It was a sheet, an old, tattered one, in an ugly olive green. There were two neatly cut holes near its center. I picked it up and held the holes to my eyes.

“What’s that?” Carolyn said.

“Looks like your basic Halloween ghost costume.”

“In dark green? I doubt it. Besides, what’s it doing down here?”

“Maybe some former tenant forgot it. Or . . .” I looked thoughtfully at the sheet.

Carolyn waited.

“You know,” I said, “this could be what the prankster uses to make those shadows on the stairwell walls. A person could look very scary in shadow if he was wearing this and waving the material around.”

“I guess so. But if that’s the case, why didn’t Mrs. Zemanek or Duc and his friends find it when they investigated down here?”

“If you recall, they were looking for a person who was making noise in this room, not the creature in the stairwell. Besides, even if they’d seen this, to them it probably would have been just an old sheet.”

She looked dubious, but didn’t say anything.

I bundled the sheet up and stuffed it under my arm. “I’ll bring it along tonight and ask if anyone knows who it belongs to.

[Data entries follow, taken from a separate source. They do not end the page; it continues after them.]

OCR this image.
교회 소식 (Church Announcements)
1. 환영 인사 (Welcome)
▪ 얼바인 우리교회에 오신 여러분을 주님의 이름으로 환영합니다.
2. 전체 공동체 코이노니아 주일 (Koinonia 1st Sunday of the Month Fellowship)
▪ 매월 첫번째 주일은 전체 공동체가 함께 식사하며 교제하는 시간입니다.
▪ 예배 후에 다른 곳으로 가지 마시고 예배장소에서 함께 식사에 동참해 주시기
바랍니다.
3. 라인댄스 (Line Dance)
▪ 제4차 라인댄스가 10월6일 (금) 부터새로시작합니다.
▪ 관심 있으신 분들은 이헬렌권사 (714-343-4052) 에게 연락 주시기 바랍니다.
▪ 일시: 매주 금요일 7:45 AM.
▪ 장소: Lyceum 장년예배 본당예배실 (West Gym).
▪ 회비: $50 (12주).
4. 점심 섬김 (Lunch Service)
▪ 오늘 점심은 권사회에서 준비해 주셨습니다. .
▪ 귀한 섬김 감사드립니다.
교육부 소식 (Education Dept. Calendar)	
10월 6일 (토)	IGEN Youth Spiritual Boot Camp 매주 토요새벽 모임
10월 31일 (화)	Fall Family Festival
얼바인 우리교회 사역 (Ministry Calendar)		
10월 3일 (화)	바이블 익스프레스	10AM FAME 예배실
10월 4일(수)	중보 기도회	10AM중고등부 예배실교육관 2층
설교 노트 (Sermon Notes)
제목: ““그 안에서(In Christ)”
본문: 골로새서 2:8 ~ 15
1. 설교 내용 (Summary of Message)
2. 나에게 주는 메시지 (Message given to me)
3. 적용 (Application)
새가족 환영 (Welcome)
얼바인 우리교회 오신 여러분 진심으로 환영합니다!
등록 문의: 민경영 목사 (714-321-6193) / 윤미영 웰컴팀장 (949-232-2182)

If no one recognizes it, this could be our first concrete evidence that someone really is trying to frighten these people.” Then I motioned at the stairs. “Let’s see if we can find anything on the roof.”

We went up seven flights, and Carolyn unlocked the door to the roof. As she had said, there were high concrete parapets around the periphery, topped by a tall chain-link barrier. It might not be a good place for children to play unsupervised, but under the eye of a vigilant adult, no harm could possibly come to them. And there was ample room for a container garden.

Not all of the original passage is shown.